Extrait de la Revue : La Semaine Juridique – Notariale et Immobilière n°19
TONTINE
Contrairement à ce que l’on pourrait penser la clause de tontine insérée dans les contrats d’acquisition en commun est loin d’avoir perdu de son intérêt. Après avoir rappelé le régime juridique, ses principales caractéristiques, et sa fiscalité, nous porterons notre intérêt pratique sur l’insertion de cette clause de tontine dans les statuts d’une société.
Société tontinière et clause de tontine : une nouvelle jeunesse
Sophie Sabot-Barcet, notaire à Monistrol-sur Loire, présidente de la quatrième commission
du 112e Congrès des notaires de France, Violaine Trambouze-Livet, notaire à Le Coteau, rapporteur de la quatrième commission du 112e Congrès des notaires de France
1 – L’insertion d’une clause de tontine (ou clause d’accroissement) dans un acte d’acquisition en commun, permet à chaque coacquéreur d’être propriétaire sous la condition suspensive de sa survie et sous la condition résolutoire de son prédécès. Au premier décès, le survivant est rétroactivement considéré comme seul propriétaire du bien dans son entier et est censé l’avoir été dès l’acquisition. L’immeuble ainsi acquis est donc exclu des actifs de la succession du prémourant qui est réputé ne jamais en avoir été propriétaire.
L’acquisition en tontine est généralement réalisée par deux personnes, mais rien ne s’oppose techniquement à ce qu’elle soit réalisée par davantage d’acquéreurs.

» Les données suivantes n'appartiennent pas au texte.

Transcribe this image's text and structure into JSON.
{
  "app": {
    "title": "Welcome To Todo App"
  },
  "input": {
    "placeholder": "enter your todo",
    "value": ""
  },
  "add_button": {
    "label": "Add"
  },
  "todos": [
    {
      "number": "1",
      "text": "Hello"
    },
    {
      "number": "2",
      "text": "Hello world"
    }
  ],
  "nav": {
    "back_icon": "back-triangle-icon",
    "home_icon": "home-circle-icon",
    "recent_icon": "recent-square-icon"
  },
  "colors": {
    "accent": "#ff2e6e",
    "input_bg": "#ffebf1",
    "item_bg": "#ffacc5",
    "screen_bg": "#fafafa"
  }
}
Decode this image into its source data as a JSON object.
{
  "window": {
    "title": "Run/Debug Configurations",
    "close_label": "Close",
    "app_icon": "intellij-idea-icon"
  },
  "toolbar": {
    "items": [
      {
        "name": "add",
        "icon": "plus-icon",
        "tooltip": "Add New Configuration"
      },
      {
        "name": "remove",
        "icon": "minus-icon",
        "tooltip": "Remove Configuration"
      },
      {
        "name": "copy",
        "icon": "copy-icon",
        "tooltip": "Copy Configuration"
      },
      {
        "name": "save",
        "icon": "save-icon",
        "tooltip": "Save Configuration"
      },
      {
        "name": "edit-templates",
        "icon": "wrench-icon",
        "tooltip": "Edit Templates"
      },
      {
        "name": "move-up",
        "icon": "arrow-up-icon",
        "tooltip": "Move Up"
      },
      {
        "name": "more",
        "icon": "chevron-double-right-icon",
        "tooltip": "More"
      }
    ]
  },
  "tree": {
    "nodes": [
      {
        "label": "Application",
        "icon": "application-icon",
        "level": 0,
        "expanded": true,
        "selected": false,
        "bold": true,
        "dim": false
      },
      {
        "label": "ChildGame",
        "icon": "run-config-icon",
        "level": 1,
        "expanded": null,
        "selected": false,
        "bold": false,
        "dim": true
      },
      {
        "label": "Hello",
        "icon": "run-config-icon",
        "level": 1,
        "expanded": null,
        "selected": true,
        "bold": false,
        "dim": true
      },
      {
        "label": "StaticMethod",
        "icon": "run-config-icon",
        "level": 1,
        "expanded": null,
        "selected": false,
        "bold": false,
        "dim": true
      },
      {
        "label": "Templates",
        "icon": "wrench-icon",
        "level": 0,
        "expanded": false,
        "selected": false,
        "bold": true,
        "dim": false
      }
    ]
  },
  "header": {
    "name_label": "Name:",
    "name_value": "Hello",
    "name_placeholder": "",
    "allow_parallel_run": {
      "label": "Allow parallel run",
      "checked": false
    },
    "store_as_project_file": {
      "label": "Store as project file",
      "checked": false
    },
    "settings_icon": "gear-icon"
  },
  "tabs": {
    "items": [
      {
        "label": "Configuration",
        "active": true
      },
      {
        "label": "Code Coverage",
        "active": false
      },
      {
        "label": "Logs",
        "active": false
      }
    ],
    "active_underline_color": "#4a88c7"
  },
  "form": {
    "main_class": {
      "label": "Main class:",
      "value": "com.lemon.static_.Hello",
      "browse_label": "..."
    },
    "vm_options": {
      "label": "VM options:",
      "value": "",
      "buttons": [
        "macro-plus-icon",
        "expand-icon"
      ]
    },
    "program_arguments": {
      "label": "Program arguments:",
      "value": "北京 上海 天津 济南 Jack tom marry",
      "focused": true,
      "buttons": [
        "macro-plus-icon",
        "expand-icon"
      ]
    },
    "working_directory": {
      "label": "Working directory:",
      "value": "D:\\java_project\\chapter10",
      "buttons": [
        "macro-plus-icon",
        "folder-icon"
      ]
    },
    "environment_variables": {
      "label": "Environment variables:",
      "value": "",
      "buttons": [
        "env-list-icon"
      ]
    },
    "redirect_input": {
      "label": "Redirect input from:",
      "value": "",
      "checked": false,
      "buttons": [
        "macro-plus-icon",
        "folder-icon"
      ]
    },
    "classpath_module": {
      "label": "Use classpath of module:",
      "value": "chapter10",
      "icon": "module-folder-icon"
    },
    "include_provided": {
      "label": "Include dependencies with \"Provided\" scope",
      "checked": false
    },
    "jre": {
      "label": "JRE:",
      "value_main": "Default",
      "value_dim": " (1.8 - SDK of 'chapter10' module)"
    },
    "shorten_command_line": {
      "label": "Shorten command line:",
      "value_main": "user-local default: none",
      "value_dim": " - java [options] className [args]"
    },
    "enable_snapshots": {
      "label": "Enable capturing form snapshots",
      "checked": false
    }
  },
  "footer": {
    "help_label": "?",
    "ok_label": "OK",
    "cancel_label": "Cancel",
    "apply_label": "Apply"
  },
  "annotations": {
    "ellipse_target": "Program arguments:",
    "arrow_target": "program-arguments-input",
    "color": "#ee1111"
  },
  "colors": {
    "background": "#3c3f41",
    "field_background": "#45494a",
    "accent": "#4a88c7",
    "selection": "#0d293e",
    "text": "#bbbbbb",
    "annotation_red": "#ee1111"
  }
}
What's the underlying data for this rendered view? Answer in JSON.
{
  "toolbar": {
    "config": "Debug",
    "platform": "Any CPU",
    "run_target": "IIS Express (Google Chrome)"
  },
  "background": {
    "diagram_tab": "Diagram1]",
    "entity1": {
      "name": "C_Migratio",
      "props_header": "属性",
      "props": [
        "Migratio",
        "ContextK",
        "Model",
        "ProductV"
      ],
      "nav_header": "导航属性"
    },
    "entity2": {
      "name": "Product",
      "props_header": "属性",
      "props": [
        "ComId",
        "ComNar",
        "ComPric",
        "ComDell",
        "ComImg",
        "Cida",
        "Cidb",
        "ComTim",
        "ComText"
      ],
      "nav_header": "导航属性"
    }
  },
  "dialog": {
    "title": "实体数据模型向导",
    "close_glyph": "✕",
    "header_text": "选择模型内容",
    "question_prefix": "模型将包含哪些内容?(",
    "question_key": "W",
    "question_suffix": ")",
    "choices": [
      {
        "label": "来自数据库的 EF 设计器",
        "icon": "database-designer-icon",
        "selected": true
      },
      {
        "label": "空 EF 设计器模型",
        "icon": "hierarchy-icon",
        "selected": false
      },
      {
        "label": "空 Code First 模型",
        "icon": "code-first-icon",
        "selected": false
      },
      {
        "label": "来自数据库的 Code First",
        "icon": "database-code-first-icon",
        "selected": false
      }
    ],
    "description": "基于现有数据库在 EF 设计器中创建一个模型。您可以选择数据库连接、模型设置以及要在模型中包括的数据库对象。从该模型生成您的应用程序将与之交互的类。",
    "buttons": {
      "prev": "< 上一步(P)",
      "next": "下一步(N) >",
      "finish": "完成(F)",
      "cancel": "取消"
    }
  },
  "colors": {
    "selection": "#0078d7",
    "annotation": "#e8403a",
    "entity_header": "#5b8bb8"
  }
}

Dans cette hypothèse, au fur et à mesure des décès des acquéreurs, l’immeuble se trouve appartenir aux survivants, jusqu’à devenir la propriété exclusive du dernier survivant.
3 – Le régime juridique du pacte tontinier – C’est l’existence d’un aléa lors de l’acquisition qui est indispensable à la validité de la clause d’accroissement. Le défaut d’aléa conduit invariablement à la nullité de celle-ci.
4 – L’indispensable existence d’un aléa lors de l’acquisition – Pour qu’au premier décès, la mutation au profit du survivant ne puisse être qualifiée de libéralité, la jurisprudence exige que deux conditions soient remplies. Il faut d’une part, que les deux acquéreurs participent au financement de façon quasi égalitaire, et d’autre part que l’âge et l’état de santé de chacun des acquéreurs justifient le caractère aléatoire du contrat.
5 – Le défaut d’aléa et la nullité de la clause de tontine – Le défaut d’aléa peut entraîner la nullité de la tontine pour absence de cause : le bien est alors rétroactivement considéré comme acquis en indivision. L’existence ou non de l’aléa relève bien entendu de l’appréciation souveraine des juges du fond.
6 – Absence d’aléa et espérance de vie – Une trop grande différence d’âge entre les acquéreurs ou un mauvais état de santé de l’un d’eux au jour de l’acquisition peut suffire à faire disparaître tout aléa. Si chaque acquéreur a acquitté sa part dans le prix total, et que le défaut d’aléa résulte d’un ordre quasi certain des décès lors de l’acquisition, le décès du premier acquéreur a pour conséquence principale que sa part dans l’immeuble dépendra de sa succession et sera donc dévolue à ses héritiers. Mais la différence d’âge ne suffit pas toujours à caractériser à elle seule le défaut d’aléa.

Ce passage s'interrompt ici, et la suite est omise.